Clowning Around With Refugee Children
A refugee camp is not a place you associate with the sound of children’s laughter and that is precisely why the visits by the The Flying Seagull Project are so important. Over the past few months, this British-based troupe of clowns and entertainers has been touring refugee camps. When they turn up in these desolate make-shift communities that house families that have fled from Syria, Iraq, Afghanistan and other war-torn countries, it is always a sensation.
“The first look is one of amazed shock, a gasp of disbelief,” the project founder Ash Perrin tells me. ”They assume we can’t be there for them.” Fun, it seems, is part of a world from which they feel excluded.
The camps, particularly in the crises zones, are notorious for children being so emotionally withdrawn that they spend days and days without leaving their tents. So the first task is creating enough noise to attract their curiosity and tempt them outside.
Having softened the guards up with the odd magic trip, the fabulously-bearded Perrin and his Seagull Project crew rush through the camp rousing the children with trumpets and trombones banging on drums and shouting of “Yalla!” or “let’s go!”
Joining The Circle
Within five minutes, says Perrin, they will have attracted a crowd of one or two hundred curious children. “You see them smile. You see the moment that their eyes explode in little sparkles. They look to their parents to see if they are allowed to join in. The parents also nod and the crowd grows.”
The Flying Seagull Project
The entertainers create a series of participatory games based around a circle. The shape is important – there is neither front of the line or back of the line in a circle; you are all an equal part of the circle. It’s a concept The Flying Seagull Project has been working with since its beginnings in 2009 when it started in orphanages, hospitals and slum areas. The refugee camps are its newest and perhaps biggest ever challenge. But he says smiles and laughter can be as important as good nutrition for these children’s future.

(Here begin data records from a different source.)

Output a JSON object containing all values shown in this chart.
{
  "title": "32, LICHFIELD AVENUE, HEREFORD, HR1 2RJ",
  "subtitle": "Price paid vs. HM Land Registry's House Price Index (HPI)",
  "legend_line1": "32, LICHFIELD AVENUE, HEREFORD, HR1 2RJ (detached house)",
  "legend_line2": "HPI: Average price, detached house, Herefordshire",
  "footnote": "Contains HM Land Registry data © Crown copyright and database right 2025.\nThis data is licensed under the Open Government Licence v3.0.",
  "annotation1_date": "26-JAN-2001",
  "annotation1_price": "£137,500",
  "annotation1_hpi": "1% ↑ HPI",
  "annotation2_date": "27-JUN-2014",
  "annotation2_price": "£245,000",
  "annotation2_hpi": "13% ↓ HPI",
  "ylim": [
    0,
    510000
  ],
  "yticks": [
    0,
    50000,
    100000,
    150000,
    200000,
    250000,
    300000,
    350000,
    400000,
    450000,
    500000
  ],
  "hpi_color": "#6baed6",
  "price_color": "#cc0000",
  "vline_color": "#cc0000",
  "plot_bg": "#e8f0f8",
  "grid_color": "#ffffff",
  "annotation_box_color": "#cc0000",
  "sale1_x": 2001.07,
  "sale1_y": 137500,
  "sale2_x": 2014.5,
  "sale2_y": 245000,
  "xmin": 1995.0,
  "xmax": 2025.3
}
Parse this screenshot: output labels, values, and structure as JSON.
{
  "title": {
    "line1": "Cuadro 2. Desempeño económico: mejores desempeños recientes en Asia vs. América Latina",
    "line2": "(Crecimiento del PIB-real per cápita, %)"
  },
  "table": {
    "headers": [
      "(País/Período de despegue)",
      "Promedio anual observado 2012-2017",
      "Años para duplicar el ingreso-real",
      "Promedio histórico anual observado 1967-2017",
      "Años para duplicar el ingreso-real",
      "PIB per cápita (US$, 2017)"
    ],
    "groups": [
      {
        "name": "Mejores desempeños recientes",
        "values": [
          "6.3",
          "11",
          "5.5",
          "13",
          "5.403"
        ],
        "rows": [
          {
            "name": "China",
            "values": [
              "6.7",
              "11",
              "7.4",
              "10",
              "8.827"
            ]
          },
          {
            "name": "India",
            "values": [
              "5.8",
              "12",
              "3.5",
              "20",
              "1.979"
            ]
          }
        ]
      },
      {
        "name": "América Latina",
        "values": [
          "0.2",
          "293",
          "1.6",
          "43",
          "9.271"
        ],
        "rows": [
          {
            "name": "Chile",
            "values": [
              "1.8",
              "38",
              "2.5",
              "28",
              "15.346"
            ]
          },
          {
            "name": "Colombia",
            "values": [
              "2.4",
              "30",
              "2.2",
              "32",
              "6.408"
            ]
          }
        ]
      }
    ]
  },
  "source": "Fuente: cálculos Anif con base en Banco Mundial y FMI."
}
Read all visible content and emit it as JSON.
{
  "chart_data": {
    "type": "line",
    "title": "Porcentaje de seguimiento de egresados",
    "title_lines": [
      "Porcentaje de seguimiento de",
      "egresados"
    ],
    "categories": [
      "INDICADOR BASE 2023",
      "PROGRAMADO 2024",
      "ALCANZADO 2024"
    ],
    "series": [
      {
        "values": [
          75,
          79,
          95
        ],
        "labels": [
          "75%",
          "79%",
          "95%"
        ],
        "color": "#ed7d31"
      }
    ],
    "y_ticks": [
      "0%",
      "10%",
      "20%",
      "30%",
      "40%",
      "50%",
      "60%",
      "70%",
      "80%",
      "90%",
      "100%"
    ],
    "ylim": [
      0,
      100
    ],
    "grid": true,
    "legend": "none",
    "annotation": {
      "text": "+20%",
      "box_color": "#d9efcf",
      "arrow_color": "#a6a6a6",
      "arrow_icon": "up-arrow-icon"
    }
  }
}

“A lot of the kids have PTSD (Post Traumatic Stress Disorder) now and have gone through experiences we wouldn’t be able to imagine. The rekindling of the ability to smile is essential. The Flying Seagull Project works closely together with a psychotherapist who specializes in trauma. “She told me when they work with traumatized adults with childhood trauma and the first step is to go back and find a positive memory to use as a foundation stone to rebuild their adult lives. What we’re trying to do is create a very vivid memory for them to build on.”
It’s not easy to reach every child, admits Perrin, and some they fail to engage with at all. He has seen deeply depressed children and also aggressive children and described recognizing the disillusioned faces of adults on children’s faces. Some have been utterly robbed of their childhood. But giving up is not an option. Unless we reach out to them these confused, conflicted, traumatized children will be confused, conflicted, traumatized adults. It’s easier and safer to reach out to them now.
Dealing with this challenge is a huge task and initiatives such as The Flying Seagull Project are just one small part of the long effort to mend these broken lives. But it seems, to me, to be a wonderful project with a quick efficacy. “Even in the most horrendous conditions it only takes a couple of minutes for the smiles to return,” says Perrin. “You see them become kids again.”
Dealing with children never developed any sense of journalistic hard-nosedness and I’m not sure anyone truly does. Meeting a sad child doesn’t feel merely wrong but like a visceral kick in the stomach. There is something sickening about foreshortened innocence. A smile, on the other hand is such a simple thing, but a smile can be the building block for hope. And hope is a beautiful thing.